„Artificial Intelligence and the Human“ - Interviews mit Dr. NAGAI & Dr. BÄCHLE

Das JDZB plant vom 11. bis 13. Mai 2022 eine Konferenz zum Thema „Artificial Intelligence and the Human – Cross-Cultural Perspectives on Science and Fiction“ in Zusammenarbeit mit dem Alexander von Humboldt Institut für Internet und Gesellschaft (HIIG) sowie der Universität Waseda. Nachfolgend ein Interview mit Dr. Thomas Christian BÄCHLE, Leiter des Forschungsprogramms „Die Entwicklung der digitalen Gesellschaft“ am HIIG, und Dr. NAGAI Yukie, Project Professor am International Research Center for Neurointelligence der Universität Tōkyō.

Herr Dr. BÄCHLE, wie beeinflussen sich kulturelle Darstellungen von Künstlicher Intelligenz (KI) und die tatsächliche konzeptionelle und technische Weiterentwicklung von KI gegenseitig?

Tatsächlich lassen sich diese beiden Bereiche gar nicht so klar voneinander unterscheiden.

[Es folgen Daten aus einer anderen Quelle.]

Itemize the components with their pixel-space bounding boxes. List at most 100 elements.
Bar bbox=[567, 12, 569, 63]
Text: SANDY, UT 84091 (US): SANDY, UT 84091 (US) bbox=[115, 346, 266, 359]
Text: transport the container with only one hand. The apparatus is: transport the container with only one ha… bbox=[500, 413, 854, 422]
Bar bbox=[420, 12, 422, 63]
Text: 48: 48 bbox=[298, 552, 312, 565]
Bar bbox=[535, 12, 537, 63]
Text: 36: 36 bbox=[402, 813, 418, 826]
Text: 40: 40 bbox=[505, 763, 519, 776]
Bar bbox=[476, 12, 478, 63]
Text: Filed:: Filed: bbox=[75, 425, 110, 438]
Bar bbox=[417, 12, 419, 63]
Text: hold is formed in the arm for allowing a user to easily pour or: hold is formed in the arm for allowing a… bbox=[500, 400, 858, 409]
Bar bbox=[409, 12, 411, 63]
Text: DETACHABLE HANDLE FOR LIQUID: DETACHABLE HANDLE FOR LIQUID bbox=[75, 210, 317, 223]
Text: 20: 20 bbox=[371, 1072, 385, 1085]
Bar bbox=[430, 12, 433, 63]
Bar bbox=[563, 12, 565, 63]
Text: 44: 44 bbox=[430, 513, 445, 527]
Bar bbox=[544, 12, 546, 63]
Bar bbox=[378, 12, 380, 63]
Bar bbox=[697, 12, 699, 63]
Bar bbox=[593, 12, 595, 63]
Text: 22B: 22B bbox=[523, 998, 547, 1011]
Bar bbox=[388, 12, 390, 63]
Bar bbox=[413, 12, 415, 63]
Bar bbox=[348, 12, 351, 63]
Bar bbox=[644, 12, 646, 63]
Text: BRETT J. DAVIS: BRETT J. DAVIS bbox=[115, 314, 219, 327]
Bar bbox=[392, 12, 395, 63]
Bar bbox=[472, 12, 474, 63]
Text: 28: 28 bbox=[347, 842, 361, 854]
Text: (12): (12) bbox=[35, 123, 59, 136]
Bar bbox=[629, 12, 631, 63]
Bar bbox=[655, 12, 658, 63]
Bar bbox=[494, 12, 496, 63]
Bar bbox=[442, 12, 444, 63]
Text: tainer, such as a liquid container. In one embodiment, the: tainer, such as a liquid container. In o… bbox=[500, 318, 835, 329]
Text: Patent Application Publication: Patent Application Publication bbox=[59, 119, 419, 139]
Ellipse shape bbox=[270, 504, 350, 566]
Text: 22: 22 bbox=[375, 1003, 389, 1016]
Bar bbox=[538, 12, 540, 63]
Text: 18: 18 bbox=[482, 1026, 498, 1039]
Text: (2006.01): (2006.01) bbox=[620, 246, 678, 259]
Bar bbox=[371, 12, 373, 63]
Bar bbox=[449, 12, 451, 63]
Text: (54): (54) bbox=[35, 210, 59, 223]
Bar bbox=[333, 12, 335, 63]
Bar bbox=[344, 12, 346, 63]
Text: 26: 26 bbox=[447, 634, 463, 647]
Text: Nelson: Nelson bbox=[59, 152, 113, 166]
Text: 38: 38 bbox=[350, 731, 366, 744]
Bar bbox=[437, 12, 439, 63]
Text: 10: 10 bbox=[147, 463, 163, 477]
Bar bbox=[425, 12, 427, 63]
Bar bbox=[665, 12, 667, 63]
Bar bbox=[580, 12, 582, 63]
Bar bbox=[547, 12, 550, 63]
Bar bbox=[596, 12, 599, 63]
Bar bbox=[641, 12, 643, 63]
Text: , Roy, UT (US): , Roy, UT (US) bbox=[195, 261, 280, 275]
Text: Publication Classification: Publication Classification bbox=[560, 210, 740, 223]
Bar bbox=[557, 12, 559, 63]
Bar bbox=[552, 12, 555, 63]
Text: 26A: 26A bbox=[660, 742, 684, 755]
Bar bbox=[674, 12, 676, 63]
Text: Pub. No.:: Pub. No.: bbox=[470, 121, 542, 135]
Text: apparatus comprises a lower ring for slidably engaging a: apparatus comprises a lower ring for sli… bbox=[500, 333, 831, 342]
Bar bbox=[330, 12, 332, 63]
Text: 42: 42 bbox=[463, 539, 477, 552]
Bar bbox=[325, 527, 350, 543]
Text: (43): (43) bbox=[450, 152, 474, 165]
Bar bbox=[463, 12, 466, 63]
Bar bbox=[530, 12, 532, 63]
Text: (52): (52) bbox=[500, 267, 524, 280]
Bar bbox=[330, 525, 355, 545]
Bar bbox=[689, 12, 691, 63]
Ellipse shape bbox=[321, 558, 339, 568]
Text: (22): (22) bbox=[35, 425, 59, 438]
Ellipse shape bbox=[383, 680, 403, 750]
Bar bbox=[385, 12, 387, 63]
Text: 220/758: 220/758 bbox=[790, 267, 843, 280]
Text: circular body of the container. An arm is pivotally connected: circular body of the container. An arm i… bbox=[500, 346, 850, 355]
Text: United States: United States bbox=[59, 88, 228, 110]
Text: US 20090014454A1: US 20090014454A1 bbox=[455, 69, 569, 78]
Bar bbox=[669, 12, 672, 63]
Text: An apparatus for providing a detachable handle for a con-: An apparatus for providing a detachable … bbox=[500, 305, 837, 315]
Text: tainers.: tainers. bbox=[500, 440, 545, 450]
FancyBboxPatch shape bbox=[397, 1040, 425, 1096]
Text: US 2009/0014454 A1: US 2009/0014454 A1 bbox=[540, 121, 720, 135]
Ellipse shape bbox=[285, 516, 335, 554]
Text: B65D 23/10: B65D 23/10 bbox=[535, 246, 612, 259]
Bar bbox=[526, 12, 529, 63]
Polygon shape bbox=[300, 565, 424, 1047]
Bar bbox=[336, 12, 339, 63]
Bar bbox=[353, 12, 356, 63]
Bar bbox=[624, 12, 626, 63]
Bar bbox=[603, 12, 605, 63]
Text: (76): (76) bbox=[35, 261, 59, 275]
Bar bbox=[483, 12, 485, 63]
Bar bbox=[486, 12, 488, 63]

Zu Beginn einer technischen Entwicklung steht immer eine Idee, mindestens aber eine ungefähre Vorstellung davon, welche Funktion, welchen Nutzen oder – allgemeiner ausgedrückt – welche Bedeutung eine Technologie hat oder haben soll. Gerade bei Entwicklungen, die man gern „revolutionär“ nennt also solche, die vermeintlich kategorial neu sein sollen, lassen sich schnell Bezüge zu kulturellen Texten herstellen, die bestimmte Technologien antizipiert haben. Diese in der Fiktion sozusagen entwickelten und ausprobierten Konzepte werden übersetzt in wissenschaftliche Innovationen, Forschungs-und Entwicklungsziele. Sie nehmen ihre Inspiration auch aus der Populärkultur
wie zum Beispiel Comics, Film, Fernsehen. Gleichzeitig gehören aber auch die in der Politik, im Journalismus, in Religion oder Ethik diskutierten Aspekte über mögliche zukünftige Szenarien zu den Imaginationen, die um eine Technologie herum existieren.

Wie wirken sich diese Imaginationen und kulturellen Repräsentationen von KI wiederum auf politische und gesellschaftliche Diskurse über KI aus – beispielsweise in Japan und in Deutschland?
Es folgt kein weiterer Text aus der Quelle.